Ik zie een werker die met een – in mijn ogen – gigantische boomstronk op zijn schouders door de bosrand zeult.
Zonder dat ik iets hoef te vragen zegt hij: Ja we zijn aan het verhuizen! en loopt verder richting een hut die achter de struiken verstopt ligt.
Twee werkers tillen een lange dunne tak op en zetten het vast tussen 2 bomen.
Ze leggen er allemaal spulletjes op: blaadjes, kleine stukken hout, boomschors…
Wat leuk! zeg ik. Het ziet eruit als een kast met planken.
Nou, dit is ons restaurant. Ze draaien in het rond.
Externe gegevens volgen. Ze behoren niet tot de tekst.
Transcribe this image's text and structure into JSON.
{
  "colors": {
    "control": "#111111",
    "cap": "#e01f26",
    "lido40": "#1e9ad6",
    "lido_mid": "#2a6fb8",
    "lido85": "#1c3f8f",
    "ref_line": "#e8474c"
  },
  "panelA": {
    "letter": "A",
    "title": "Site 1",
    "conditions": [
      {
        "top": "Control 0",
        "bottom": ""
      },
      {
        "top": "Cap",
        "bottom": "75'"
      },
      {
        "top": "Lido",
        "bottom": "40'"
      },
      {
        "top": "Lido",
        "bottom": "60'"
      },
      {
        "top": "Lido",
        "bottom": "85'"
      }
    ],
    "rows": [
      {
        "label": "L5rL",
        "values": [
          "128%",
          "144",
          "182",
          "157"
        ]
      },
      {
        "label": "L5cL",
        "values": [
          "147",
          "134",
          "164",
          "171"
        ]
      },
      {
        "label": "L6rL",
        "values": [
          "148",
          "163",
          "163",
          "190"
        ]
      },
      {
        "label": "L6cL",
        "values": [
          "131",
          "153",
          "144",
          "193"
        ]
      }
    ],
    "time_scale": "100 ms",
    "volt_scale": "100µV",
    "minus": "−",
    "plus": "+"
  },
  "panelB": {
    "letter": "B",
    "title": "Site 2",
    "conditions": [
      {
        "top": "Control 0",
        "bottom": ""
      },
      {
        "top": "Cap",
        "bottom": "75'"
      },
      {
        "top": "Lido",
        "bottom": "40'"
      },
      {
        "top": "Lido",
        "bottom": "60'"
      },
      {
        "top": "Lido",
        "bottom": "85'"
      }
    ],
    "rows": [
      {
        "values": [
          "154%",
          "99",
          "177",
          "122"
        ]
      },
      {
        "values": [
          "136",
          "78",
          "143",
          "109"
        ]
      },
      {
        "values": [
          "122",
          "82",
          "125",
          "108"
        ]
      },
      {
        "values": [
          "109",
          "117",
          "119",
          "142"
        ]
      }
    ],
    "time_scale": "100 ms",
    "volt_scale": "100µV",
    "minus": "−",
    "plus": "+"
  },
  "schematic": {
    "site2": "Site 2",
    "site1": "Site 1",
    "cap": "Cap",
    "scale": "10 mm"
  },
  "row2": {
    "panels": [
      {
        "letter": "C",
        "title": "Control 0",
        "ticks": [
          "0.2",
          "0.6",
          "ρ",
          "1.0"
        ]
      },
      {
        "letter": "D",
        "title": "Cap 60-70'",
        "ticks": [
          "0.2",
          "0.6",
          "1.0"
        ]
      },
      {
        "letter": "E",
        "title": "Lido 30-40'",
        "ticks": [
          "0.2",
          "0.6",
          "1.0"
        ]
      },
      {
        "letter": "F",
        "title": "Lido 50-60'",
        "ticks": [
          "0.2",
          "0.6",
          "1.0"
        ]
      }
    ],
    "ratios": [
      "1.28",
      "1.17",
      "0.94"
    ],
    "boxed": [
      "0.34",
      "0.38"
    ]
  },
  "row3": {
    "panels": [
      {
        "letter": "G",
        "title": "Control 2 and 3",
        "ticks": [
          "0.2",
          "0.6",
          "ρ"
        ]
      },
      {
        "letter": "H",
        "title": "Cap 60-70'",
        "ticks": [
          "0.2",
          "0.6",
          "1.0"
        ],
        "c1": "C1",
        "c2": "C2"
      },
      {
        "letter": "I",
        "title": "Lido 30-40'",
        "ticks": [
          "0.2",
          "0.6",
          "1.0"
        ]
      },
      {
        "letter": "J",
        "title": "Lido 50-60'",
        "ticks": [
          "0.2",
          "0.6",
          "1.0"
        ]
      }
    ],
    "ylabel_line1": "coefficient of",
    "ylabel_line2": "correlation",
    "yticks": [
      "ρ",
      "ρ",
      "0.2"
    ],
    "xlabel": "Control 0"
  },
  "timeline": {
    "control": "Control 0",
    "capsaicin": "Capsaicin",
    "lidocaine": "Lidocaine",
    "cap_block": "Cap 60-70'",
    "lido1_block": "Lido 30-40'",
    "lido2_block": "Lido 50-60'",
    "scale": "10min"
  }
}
Eerst was het een beetje slordig en nu niet meer.
Je moet ‘m rollen… gewoon zo…. met je handen, zegt een 4e jaars tegen een 3e jaars die in zijn handen een stok heeft en daarmee het stammetje vooruit duwt.
Hij blijft ijverig en geconcentreerd met de stok duwen.
Het stammetje slingert alle kanten op.
Zo, da’s een mooie hut! En er zit ook een dak op, grappig, zeg ik.
Ja en hij is ook héél erg stevig ….. dat weten we want we zijn er op gaan staan, roepen ze trots.
Zelfs mijn moeder kan er op staan.
Hier in de bosrand is het één en al bedrijvigheid. Wat een geweldige bouwwerken!
Ik loop – onder de indruk – terug naar de heuvel.
In mijn hoofd vormt zich een landkaart .
In het noordoosten is het kasteel met de prinsessenstoel. Voorbij het slingerpad is het restaurant. Een grote volksverhuizing vindt plaats van het noorden naar het westen daar waar de groene struiken beginnen.
In het zuiden bij de kleine heuvels is de hut met het oersterke dak, aan de rand van het land met het zwarte zand.
Vanuit de bosrand rent iedereen het gras over.
De pauze is afgelopen.
Adembenemend!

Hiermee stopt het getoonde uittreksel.